Boris Johnson - Tolga Akmen/AFP via Getty Images
Boris Johnson - Tolga Akmen/AFP via Getty Images

“Look, I’m rather pro-European, actually,” he said in 1997. “I certainly want a European community where one can go and scoff croissants, drink delicious coffee, learn foreign languages and generally make love to foreign women.”

He even attended the same European school as Ursula von der Leyen, now the European Commission president, when his father Stanley was a eurocrat in Brussels.

The Prime Minister admitted to “veering all over the place like a shopping trolley” over whether to back Leave or Remain in the 2016 referendum campaign.

There is some schadenfreude in EU circles over Mr Johnson’s downfall, but Brussels is keeping the champagne on ice.

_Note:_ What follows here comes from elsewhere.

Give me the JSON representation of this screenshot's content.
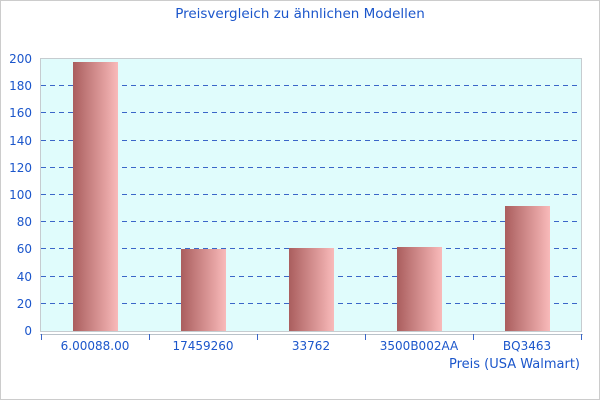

Diplomats and officials are well aware that it was not the plans to renege on the Protocol that toppled the Prime Minister, but his handling of the Chris Pincher affair and partygate. Meanwhile, the Protocol Bill will continue its slow process towards becoming law.

Dublin and Brussels do not want Liz Truss, who is eternally under pressure to prove her Brexiteer credentials after campaigning for Remain in 2016, to succeed Mr Johnson.

Liz Truss Foreign Secretary - Reuters/Hannah McKay/File Photo
Liz Truss Foreign Secretary - Reuters/Hannah McKay/File Photo

The Foreign Secretary’s fingerprints are all over the Protocol Bill, which she forced through despite Mr Johnson wanting to be more conciliatory.

Brexiteer Rishi Sunak repeatedly vetoed any move to trigger Article 16 of the Protocol for fear of an economically damaging trade war with the EU, but that eventually led to the Bill.

Sajid Javid was a Remainer, but is fully reconciled with Brexit, while eurosceptic Suella Braverman will be expected to take a confrontational line.

It is hard to see whoever replaces Mr Johnson risking the wrath of the Tory party membership, Brexiteer backbenchers and their Democratic Unionist Party friends by abandoning the trench he has dug over the Protocol.

So far, only Labour is offering the kind of Protocol negotiations that the EU is willing to engage with, but the chances of a general election soon are remote.

Brussels and Dublin fear the exit of Mr Brexit has left the field open for an even more confrontational prime minister.

Europe’s leaders may end up reflecting they were better off with the devil they knew than the devil they did not.